As moms, and parents, we all compare our kids, don’t we? I recently saw a unofficial poll on BabyCenter asking moms how much they compared their children. The answers were “always,” “sometimes,” and “never.” I have to admit, I said “always” because, well, I do. It’s understandable that I would compare my baby to others because I compare myself to others. I’m seeing a pattern here.
I know it’s “bad” but it’s almost automatic. I do it because I want to make sure she’s “doing OK,” but is that just masking something else? I can literally see she’s doing OK with my own eyes. If I wasn’t in a large city, going to moms groups or talking to other moms with small babies, I would say Jackie is doing fabulous. So why is it when I go to my moms group I have to be sure she is “keeping up” with the other little ones? It’s crazy. It’s mom brain crazy.
I was talking about this to a new friend of mine who is also a new mom. I connected with a few women in my first moms group at Isis Maternity here in Boston (Brookline). Due to her son being a bit younger than Jackie, I was constantly comparing Jackie to her son.. although they couldn’t have been any different! He was HUGE as a baby, Jackie normal or small, he was very strong and although Jackie was too, there was really no comparison. However, he’s been reaching his milestones quicker than Jackie. Was I doing something wrong, what was wrong with Jackie? What could I read, research, ask to make it better?!?!? It was really getting out of hand.

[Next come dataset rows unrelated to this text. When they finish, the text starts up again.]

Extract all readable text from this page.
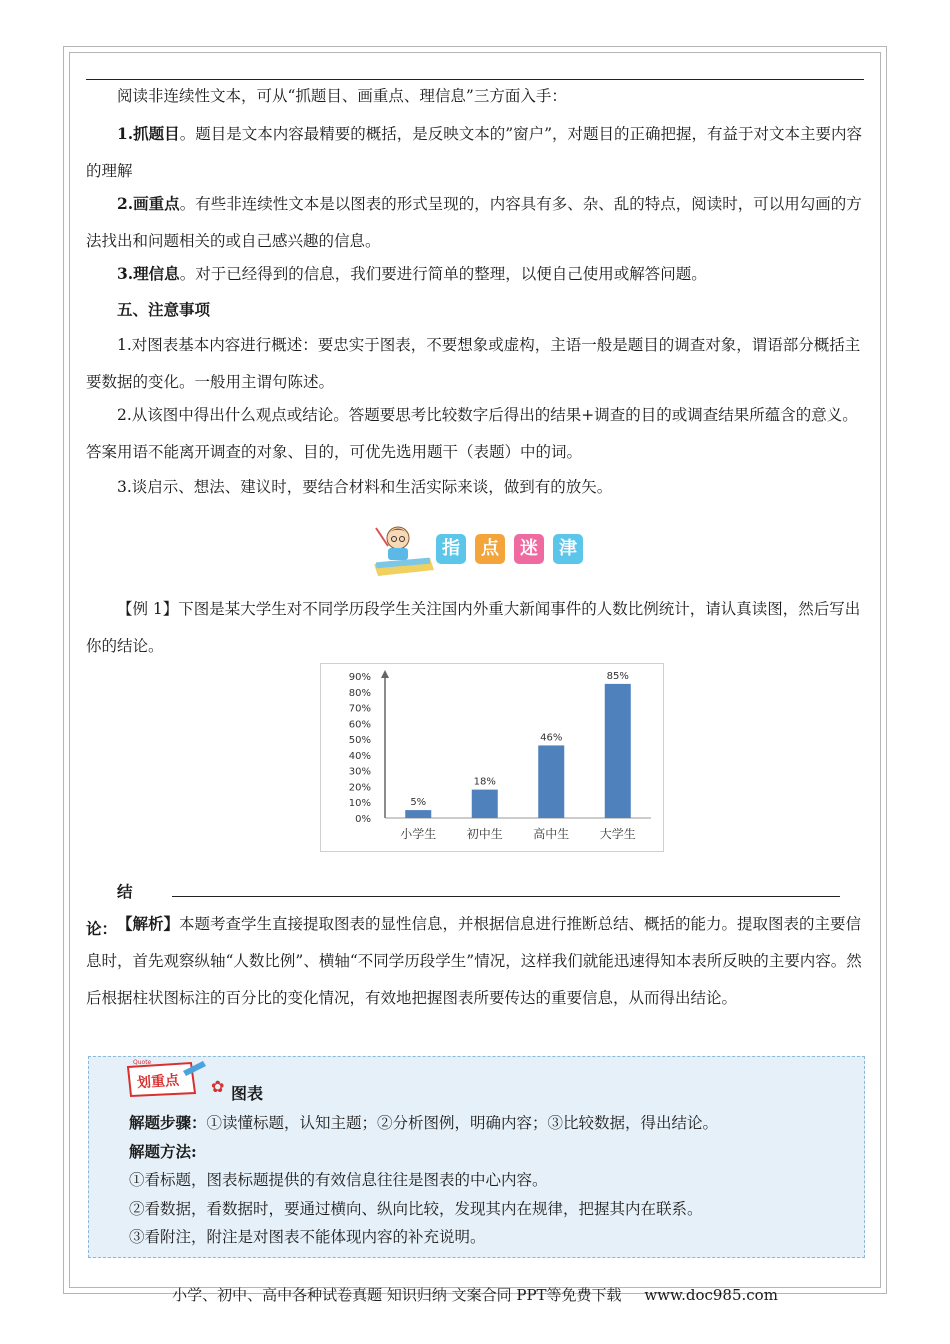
阅读非连续性文本，可从“抓题目、画重点、理信息”三方面入手：
1.抓题目。题目是文本内容最精要的概括，是反映文本的”窗户”，对题目的正确把握，有益于对文本主要内容的理解
2.画重点。有些非连续性文本是以图表的形式呈现的，内容具有多、杂、乱的特点，阅读时，可以用勾画的方法找出和问题相关的或自己感兴趣的信息。
3.理信息。对于已经得到的信息，我们要进行简单的整理，以便自己使用或解答问题。
五、注意事项
1.对图表基本内容进行概述：要忠实于图表，不要想象或虚构，主语一般是题目的调查对象，谓语部分概括主要数据的变化。一般用主谓句陈述。
2.从该图中得出什么观点或结论。答题要思考比较数字后得出的结果+调查的目的或调查结果所蕴含的意义。答案用语不能离开调查的对象、目的，可优先选用题干（表题）中的词。
3.谈启示、想法、建议时，要结合材料和生活实际来谈，做到有的放矢。
指	点	迷	津
【例 1】下图是某大学生对不同学历段学生关注国内外重大新闻事件的人数比例统计，请认真读图，然后写出你的结论。
0%
10%
20%
30%
40%
50%
60%
70%
80%
90%
5%
小学生
18%
初中生
46%
高中生
85%
大学生
结论： 【解析】本题考查学生直接提取图表的显性信息，并根据信息进行推断总结、概括的能力。提取图表的主要信息时，首先观察纵轴“人数比例”、横轴“不同学历段学生”情况，这样我们就能迅速得知本表所反映的主要内容。然后根据柱状图标注的百分比的变化情况，有效地把握图表所要传达的重要信息，从而得出结论。
Quote
划重点 ✿ 图表
解题步骤：①读懂标题，认知主题；②分析图例，明确内容；③比较数据，得出结论。
解题方法:
①看标题，图表标题提供的有效信息往往是图表的中心内容。
②看数据，看数据时，要通过横向、纵向比较，发现其内在规律，把握其内在联系。
③看附注，附注是对图表不能体现内容的补充说明。
小学、初中、高中各种试卷真题 知识归纳 文案合同 PPT等免费下载 www.doc985.com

I was recently talking about “sitting up” more often than not and my friend “C” caught me. I didn’t realize I had been worrying about it, but once again, good reason to write things down, have a blog, etc. People catch you in your craziness and stop the insanity.
I asked her if I could re-post what she sent me in a message.. I thought it was brilliant and luckily she said yes.. so here it is:
“I think it’s really important for us to remember that we aren’t in control of our kid’s milestones. We can help them and encourage them to some degree, but their milestone markers aren’t ultimately reflections on us or of how we parent. Jax likely wouldn’t be getting up on her arms any more if you’d done lots of tummy time. It’s likely just how she’s wired. By the same token, I have friends who have babies that cry all the time, are not what we deem of as happy babies, but the parents are happy people, who shower their kids with love. The kid is just grumpy but will grow out of it. Some kids are super chill and don’t accomplish milestones at a fast pace even though their parents may be strong or active individuals.
I think we feel good about ourselves when our kids are developing well…and we’re allowed to feel good, but we shouldn’t get too attached in either direction. We need to hold onto something, but sometimes it means we put too much stock in our child as a reflection of our parenting. It’s hard to strike a balanced approached to all this. A constant learning curve, isn’t it?”
It definitely is a learning curve and, at least for me, I need to chill on the comparing. I can see more and more that this is more a reflection of me rather than wondering if my child is doing well. Honestly, I think this has more to do with how I am doing as a parent. Yikes.
For any parents reading this, do you compare and how much do you do it? Feel free to comment. I’d love to get your views.